1.题目要求使用二次探测(平方探测)的方法进行哈希。
2.题目中提到MSize的最大值为10000,而比10000大的最小的一个质数为10007,刚开始误以为是10001,卡了一下
3.Quadratic probing即平方探测,公式为h(x)=(Hash(x)+j*j)% MSize,Hash(x)=x%MSize。
4.其他的开放定址方法还有线性探测法,双散列等等。
The task of this problem is simple: insert a sequence of distinct positive integers into a hash table, and output the positions of the input numbers. The hash function is defined to be “H(key) = key % TSize” where TSize is the maximum size of the hash table. Quadratic probing (with positive increments only) is used to solve the collisions.
Note that the table size is better to be prime.

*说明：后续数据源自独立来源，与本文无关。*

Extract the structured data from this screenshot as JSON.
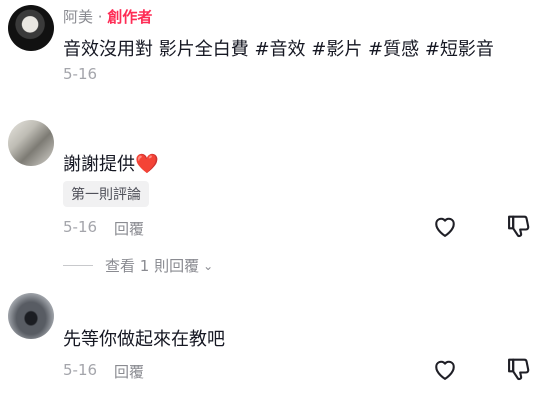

If the maximum size given by the user is not prime, you must re-define the table size to be the smallest prime number which is larger than the size given by the user.
Input Specification:
Each input file contains one test case. For each case, the first line contains two positive numbers: MSize (<=104) and N (<=MSize) which are the user-defined table size and the number of input numbers, respectively. Then N distinct positive integers are given in the next line. All the numbers in a line are separated by a space.
Output Specification:
For each test case, print the corresponding positions (index starts from 0) of the input numbers in one line. All the numbers in a line are separated by a space, and there must be no extra space at the end of the line. In case it is impossible to insert the number, print “-” instead.
Sample Input:
4 4 10 6 4 15
Sample Output:
0 1 4 -
AC代码:
//#include<string>
//#include <iomanip>
//#include<stack>
//#include<unordered_set>
//#include <sstream>
//#include "func.h"
//#include <list>
#include<unordered_map>
#include<set>
#include<queue>
#include<map>
#include<vector>
#include <algorithm>
#include<stdio.h>
#include<iostream>
#include<string>
#include<memory.h>
#include<limits.h>
#include<stack>
using namespace std;
/*
4 4
10 6 4 15
5 4
10 6 4 15
6 4
10 6 4 15
*/
int main(void)
{
int mSize, n;
cin >> mSize >> n;
vector<bool> prime(10008, true);
prime[0] = false;
prime[1] = false;
for (int i = 2; i < prime.size(); i++)
{//处理质数
if (prime[i])
{
for (int j = 2; j*i < prime.size(); j++)
prime[j*i] = false;
}
}
if (!prime[mSize])
{//如果mSize不为质数,则把mSize改为比mSize大的最小质数
for (int i = mSize + 1; i < prime.size(); i++)
{
if (prime[i])
{
mSize = i;
break;
}
}
}
vector<int> num(n);
for (int i = 0; i < n; i++)
{
scanf("%d", &num[i]);
}
vector<bool> exist(mSize, false);
vector<int> position(n, -1);
for (int i = 0; i < n; i++)
{
int pos = num[i] % mSize;//直接哈希地址
for (int j = 0; j < mSize; j++)
{//二次探测
int tmpPos = (pos + j*j) % mSize;
if (!exist[tmpPos])
{//如果有空位
exist[tmpPos] = true;
position[i] = tmpPos;
break;
}
}
}
for (int i = 0; i < n; i++)
{
if (position[i] != -1)
printf("%d", position[i]);
else
printf("-");
if (i != n - 1)
printf(" ");
}
cout << endl;
return 0;
}